When looking at strace output of the stuck process it shows a writev call that receives an EAGAIN right before the process gets to its stuck state:

[pid 24872] writev(14, [{iov_base="/home/jelte/.rbenv/versions/3.1.0/lib/ruby/gems/3.1.0/gems/rubocop-1.23.0/lib/rubocop/cop/lint/number_conversion.rb", iov_len=115}, {iov_base="\n", iov_len=1}], 2) = 116
[pid 24872] writev(14, [{iov_base="/home/jelte/.rbenv/versions/3.1.0/lib/ruby/gems/3.1.0/gems/rubocop-1.23.0/lib/rubocop/cop/lint/numbered_parameter_assignment.rb", iov_len=127}, {iov_base="\n", iov_len=1}], 2) = 128
[pid 24872] writev(14, [{iov_base="/home/jelte/.rbenv/versions/3.1.0/lib/ruby/gems/3.1.0/gems/rubocop-1.23.0/lib/rubocop/cop/lint/or_assignment_to_constant.rb", iov_len=123}, {iov_base="\n", iov_len=1}], 2) = 124
[pid 24872] writev(14, [{iov_base="/home/jelte/.rbenv/versions/3.1.0/lib/ruby/gems/3.1.0/gems/rubocop-1.23.0/lib/rubocop/cop/lint/ordered_magic_comments.rb", iov_len=120}, {iov_base="\n", iov_len=1}], 2) = 121
[pid 24872] writev(14, [{iov_base="/home/jelte/.rbenv/versions/3.1.0/lib/ruby/gems/3.1.0/gems/rubocop-1.23.0/lib/rubocop/cop/lint/out_of_range_regexp_ref.rb", iov_len=121}, {iov_base="\n", iov_len=1}], 2) = 122
[pid 24872] writev(14, [{iov_base="/home/jelte/.rbenv/versions/3.1.0/lib/ruby/gems/3.1.0/gems/rubocop-1.23.0/lib/rubocop/cop/lint/parentheses_as_grouped_expression"..., iov_len=131}, {iov_base="\n", iov_len=1}], 2) = 132
[pid 24872] writev(14, [{iov_base="/home/jelte/.rbenv/versions/3.1.0/lib/ruby/gems/3.1.0/gems/rubocop-1.23.0/lib/rubocop/cop/lint/percent_string_array.rb", iov_len=118}, {iov_base="\n", iov_len=1}], 2) = 119
[pid 24872] writev(14, [{iov_base="/home/jelte/.rbenv/versions/3.1.0/lib/ruby/gems/3.1.0/gems/rubocop-1.23.0/lib/rubocop/cop/lint/percent_symbol_array.rb", iov_len=118}, {iov_base="\n", iov_len=1}], 2) = 119
[pid 24872] writev(14, [{iov_base="/home/jelte/.rbenv/versions/3.1.0/lib/ruby/gems/3.1.0/gems/rubocop-1.23.0/lib/rubocop/cop/lint/raise_exception.rb", iov_len=113}, {iov_base="\n", iov_len=1}], 2) = -1 EAGAIN (Resource temporarily unavailable)
[pid 24872] getpid()                    = 24872
[pid 24872] ppoll([{fd=14, events=POLLOUT}, {fd=7, events=POLLIN}], 2, NULL, NULL, 8 <unfinished ...>
[pid 24859] <... futex resumed> )       = -1 ETIMEDOUT (Connection timed out)
[pid 24859] select(0, NULL, NULL, NULL, {tv_sec=0, tv_usec=20}) = 0 (Timeout)
[pid 24859] futex(0x605f38, FUTEX_WAIT, 0, {tv_sec=60, tv_nsec=0}

The exact file at which the process receives the EAGAIN and is stuck is consistent across runs with the same Ruby version (at least on my machine).

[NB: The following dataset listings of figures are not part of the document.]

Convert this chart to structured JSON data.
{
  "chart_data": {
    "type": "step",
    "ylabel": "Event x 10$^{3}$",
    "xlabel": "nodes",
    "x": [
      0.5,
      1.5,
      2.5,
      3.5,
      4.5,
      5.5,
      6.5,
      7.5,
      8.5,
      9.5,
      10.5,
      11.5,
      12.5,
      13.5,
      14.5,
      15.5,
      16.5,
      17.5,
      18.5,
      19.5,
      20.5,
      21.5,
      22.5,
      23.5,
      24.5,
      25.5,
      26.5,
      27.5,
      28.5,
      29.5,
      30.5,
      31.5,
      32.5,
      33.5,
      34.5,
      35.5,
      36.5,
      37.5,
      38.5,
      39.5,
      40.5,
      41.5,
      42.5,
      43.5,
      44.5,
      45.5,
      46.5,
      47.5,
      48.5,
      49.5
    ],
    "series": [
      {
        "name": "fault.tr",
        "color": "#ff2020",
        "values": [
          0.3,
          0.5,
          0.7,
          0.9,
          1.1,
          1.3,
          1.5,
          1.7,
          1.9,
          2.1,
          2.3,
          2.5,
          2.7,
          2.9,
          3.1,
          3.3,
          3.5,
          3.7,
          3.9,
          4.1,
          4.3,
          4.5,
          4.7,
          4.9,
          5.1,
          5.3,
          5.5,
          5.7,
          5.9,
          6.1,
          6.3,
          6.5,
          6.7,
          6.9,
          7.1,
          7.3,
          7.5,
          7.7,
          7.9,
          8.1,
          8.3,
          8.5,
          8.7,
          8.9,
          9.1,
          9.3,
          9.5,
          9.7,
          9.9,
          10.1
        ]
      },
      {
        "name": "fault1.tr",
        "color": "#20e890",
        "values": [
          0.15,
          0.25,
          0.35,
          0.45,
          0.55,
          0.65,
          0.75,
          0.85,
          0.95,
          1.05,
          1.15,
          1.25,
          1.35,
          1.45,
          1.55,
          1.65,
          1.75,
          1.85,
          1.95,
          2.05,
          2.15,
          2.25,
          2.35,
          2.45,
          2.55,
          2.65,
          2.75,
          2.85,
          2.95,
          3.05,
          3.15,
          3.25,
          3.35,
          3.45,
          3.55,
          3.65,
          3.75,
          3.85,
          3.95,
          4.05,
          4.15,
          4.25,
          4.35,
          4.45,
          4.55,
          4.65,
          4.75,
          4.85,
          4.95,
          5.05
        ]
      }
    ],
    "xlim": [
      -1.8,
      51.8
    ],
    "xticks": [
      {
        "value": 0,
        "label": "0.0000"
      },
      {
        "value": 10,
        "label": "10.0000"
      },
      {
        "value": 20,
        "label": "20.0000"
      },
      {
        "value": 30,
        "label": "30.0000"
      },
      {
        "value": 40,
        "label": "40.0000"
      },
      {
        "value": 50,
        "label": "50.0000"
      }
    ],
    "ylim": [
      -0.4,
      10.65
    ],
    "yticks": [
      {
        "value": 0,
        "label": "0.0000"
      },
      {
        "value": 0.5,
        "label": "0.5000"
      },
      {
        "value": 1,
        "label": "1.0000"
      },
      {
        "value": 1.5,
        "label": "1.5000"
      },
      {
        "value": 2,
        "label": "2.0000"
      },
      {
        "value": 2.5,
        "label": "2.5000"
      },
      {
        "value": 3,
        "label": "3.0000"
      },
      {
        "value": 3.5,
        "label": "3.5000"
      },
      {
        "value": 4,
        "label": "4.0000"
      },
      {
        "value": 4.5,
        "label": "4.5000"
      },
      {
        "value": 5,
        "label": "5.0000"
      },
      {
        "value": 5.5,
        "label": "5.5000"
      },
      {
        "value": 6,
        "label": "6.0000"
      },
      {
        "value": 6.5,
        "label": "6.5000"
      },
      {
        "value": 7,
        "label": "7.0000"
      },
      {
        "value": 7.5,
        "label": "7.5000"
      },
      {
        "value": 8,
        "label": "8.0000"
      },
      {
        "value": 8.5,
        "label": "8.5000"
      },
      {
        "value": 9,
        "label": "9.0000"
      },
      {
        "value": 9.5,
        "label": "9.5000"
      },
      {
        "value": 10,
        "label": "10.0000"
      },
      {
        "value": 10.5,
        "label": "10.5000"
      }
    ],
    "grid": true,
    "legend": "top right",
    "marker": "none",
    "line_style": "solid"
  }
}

For 3.1.0 it's raise_exception.rb and for 3.0.3 it's redundant_dir_glob_sort.rb

For reference this is the link to the repo of zeus:

How to reproduce

See this example repo for minimal steps on how to reproduce this:


For Ruby to not get stuck after receiving EAGAIN on the writev call.

Updated by JelteF (Jelte Fennema) 3 months ago

I looked into this a bit more. And I'm pretty sure this is related to the introduction of the fiber scheduler.